Overall, analysts have warned about the uptick of riskier assets at bond mutual funds, where total assets under management (AUM) appear to have more than doubled in the past ten years, and which represent about one-tenth of the entire corporate bond market.
In her congressional testimony in September, Federal Reserve governor Lael Brainard pointed out that yields on high yield corporate bonds, relative to U.S. Treasury securities, “remain somewhat narrow on a historical basis despite recent increases.”

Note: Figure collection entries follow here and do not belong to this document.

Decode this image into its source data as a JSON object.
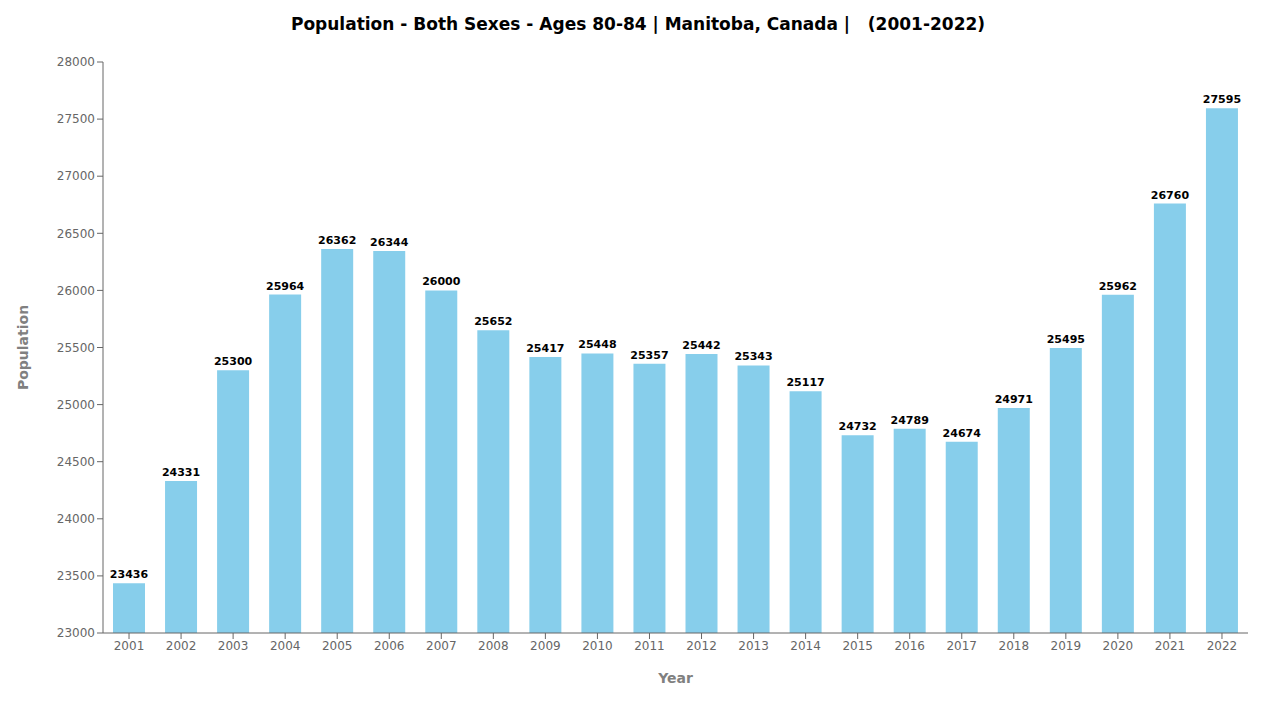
{
  "chart_data": {
    "type": "bar",
    "title": "Population - Both Sexes - Ages 80-84 | Manitoba, Canada |   (2001-2022)",
    "xlabel": "Year",
    "ylabel": "Population",
    "categories": [
      "2001",
      "2002",
      "2003",
      "2004",
      "2005",
      "2006",
      "2007",
      "2008",
      "2009",
      "2010",
      "2011",
      "2012",
      "2013",
      "2014",
      "2015",
      "2016",
      "2017",
      "2018",
      "2019",
      "2020",
      "2021",
      "2022"
    ],
    "values": [
      23436,
      24331,
      25300,
      25964,
      26362,
      26344,
      26000,
      25652,
      25417,
      25448,
      25357,
      25442,
      25343,
      25117,
      24732,
      24789,
      24674,
      24971,
      25495,
      25962,
      26760,
      27595
    ],
    "color": "#87CEEB",
    "ylim": [
      23000,
      28000
    ],
    "yticks": [
      23000,
      23500,
      24000,
      24500,
      25000,
      25500,
      26000,
      26500,
      27000,
      27500,
      28000
    ],
    "grid": false,
    "data_labels": true
  }
}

She highlighted that in addition to generating losses for investors, declines in valuations “could make it more challenging for firms to obtain or extend financing—especially among risky, indebted firms—which in turn could be amplified by the high levels of risky corporate debt.”
“Both economic theory and econometric evidence point to the risk that excesses in corporate debt markets could amplify adverse shocks and contribute to job losses. Over-indebted businesses may face payment strains when earnings fall unexpectedly, and they may respond by pulling back on employment and investment. The slowdown in activity lowers investor demand for risky assets, thereby raising spreads and depressing valuations. As business losses accumulate, and delinquencies and defaults rise, banks are less willing or able to lend. This dynamic feeds on itself, potentially amplifying downside risks into more serious financial stresses or a downturn.”
Fitch Ratings recently noted that its ‘Top Bonds of Concern’ list grew to US$48.4bn in November from US$33bn in the prior month, with Community Health Systems (NYSE: CYH) producing the lion’s share of the increase.
While Fitch’s trailing 12-months (TTM) U.S. high yield default rate for November stood at 2.6%, unchanged from October 31, it remained the highest level in nearly a year.
Fitch said it expects the rate to approach 3% by year-end 2019 “if the handful of announced distressed debt exchange (DDE) offerings are completed,” notably a US$2.6bn offer by Community Health, and if Panamanian construction company McDermott International (NYSE: MDR) fails to make its interest payment by its December 1 grace period expiration.
In the meantime, issuers of high yield corporate bonds continue to sell new offerings, amid sufficiently calm market conditions.